The facts that constructs measured by the NAEP scales are defined by the NAEP frameworks, that NAEP items have been specifically written to fit the frameworks, and that NAEP items have been reviewed many times by content specialists are evidence of the validity of the constructs measured in NAEP assessments. Therefore, the studies of dimensionality that have been completed focus not only on the number of dimensions that underlie the various NAEP instruments, but also on whether there is a sufficiently strong first dimension to support inferences about composite scales in NAEP and on the usefulness of certain methodologies for studying dimensionality when data is collected using a BIB booklet design. It should be noted that if the items that are part of subscales that contribute to a composite score can be reasonably considered to measure the same construct then each of the subscales containing those items would be considered unidimensional. In addition to these studies of dimensionality for the group of items contributing to certain NAEP scales, each item is examined for fit to the NAEP scales via item fit statistics and comparisons of empirical and theoretical item response functions. In general, studies of dimensionality have shown that it is reasonable to treat the data for NAEP scales as unidimensional.
In an early study, the dimensionality of NAEP reading assessment data collected during the 1983-84 academic year was examined by Zwick (1986, 1987). Zwick also studied simulated data designed to mirror the NAEP reading item response data but having known dimensionality. Analysis of the simulated datasets allowed her to determine whether the BIB booklet design artificially increases dimensionality. Zwick found substantial agreement among various statistical procedures, and that the results using BIB booklet designs were similar to results for complete datasets. Overall she concluded that "it is not unreasonable to treat the data as unidimensional" (1987, p. 306).
Rock (1991) studied the dimensionality of the NAEP mathematics and science tests from the 1990 assessment using confirmatory factor analysis. His conclusion was that there was little evidence for "discriminant validity" except for the geometry scale at the eighth-grade level and that "we are doing little damage in using a composite score in mathematics and science" (p. 2).
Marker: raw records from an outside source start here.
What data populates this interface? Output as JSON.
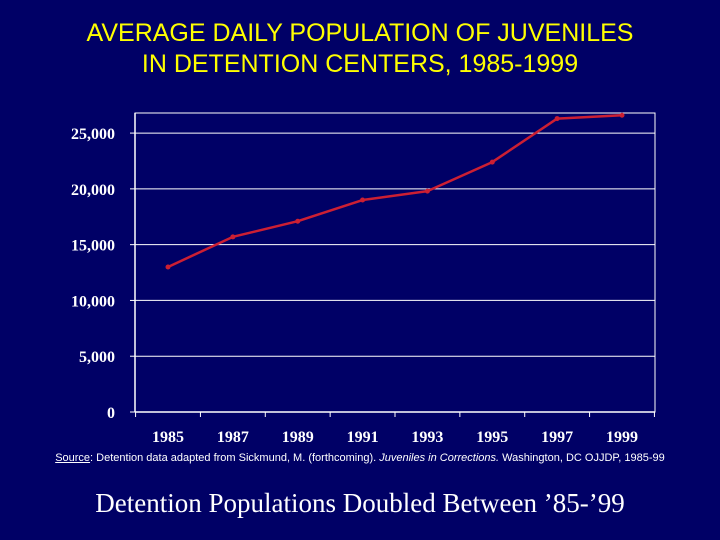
{
  "title": {
    "line1": "AVERAGE DAILY POPULATION OF JUVENILES",
    "line2": "IN DETENTION CENTERS, 1985-1999"
  },
  "source": {
    "prefix": "Source",
    "part1": ": Detention data adapted from Sickmund, M. (forthcoming). ",
    "italic": "Juveniles in Corrections.",
    "part2": " Washington, DC OJJDP, 1985-99"
  },
  "footer": "Detention Populations Doubled Between ’85-’99",
  "colors": {
    "background": "#000066",
    "plot_area": "#000066",
    "title": "#ffff00",
    "series": "#cc1f33",
    "axis": "#ffffff"
  },
  "chart_data": {
    "type": "line",
    "title": "AVERAGE DAILY POPULATION OF JUVENILES IN DETENTION CENTERS, 1985-1999",
    "xlabel": "",
    "ylabel": "",
    "x": [
      1985,
      1987,
      1989,
      1991,
      1993,
      1995,
      1997,
      1999
    ],
    "x_tick_labels": [
      "1985",
      "1987",
      "1989",
      "1991",
      "1993",
      "1995",
      "1997",
      "1999"
    ],
    "y_ticks": [
      0,
      5000,
      10000,
      15000,
      20000,
      25000
    ],
    "y_tick_labels": [
      "0",
      "5,000",
      "10,000",
      "15,000",
      "20,000",
      "25,000"
    ],
    "ylim": [
      0,
      26800
    ],
    "grid": "horizontal",
    "legend": "none",
    "series": [
      {
        "values": [
          13000,
          15700,
          17100,
          19000,
          19800,
          22400,
          26300,
          26600
        ]
      }
    ]
  }
}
A second-order factor model was used by Muthén (1991) in a further analysis of Rock's mathematics data to examine subgroup differences in dimensionality. Evidence of content-specific variation within subgroups was found, but the average (across seven booklets) percentages of such variation was very small, ranging from essentially 0 to 22, and two-thirds of these percentages were smaller than 10.
Carlson and Jirele (1992) examined 1990 NAEP mathematics data. Analyses of simulated one-dimensional data were also conducted, and the fit to these data was slightly better than that to the real NAEP data. Although there was some evidence suggesting more than one dimension in the NAEP data, the strength of the first dimension led the authors to conclude that the data "are sufficiently unidimensional to support the use of a composite scale for describing the NAEP mathematics data, but that there is evidence that two dimensions would better fit the data than one" (p. 31).
Carlson (1993) studied the dimensionality of the 1992 mathematics and reading assessments. The relative sizes of fit statistics for simulated as compared to actual data suggested that lack of fit may be more due to the BIB booklet design of NAEP than the number of dimensions fitted. Kaplan (1995) similarly found that the chi-squared goodness of fit statistic in the "maximum likelihood factor analysis" model was inflated when data were generated using a BIB design. The sizes of the fit statistics for incomplete simulation conditions (a BIB design as in the actual NAEP assessment) were more like those of the real data than were those of the case of simulation of a complete data matrix. Consistent with findings of Zwick (1986, 1987), however, the incomplete design for data collection used in NAEP does not appear to be artificially inflating the number of dimensions identified using these procedures.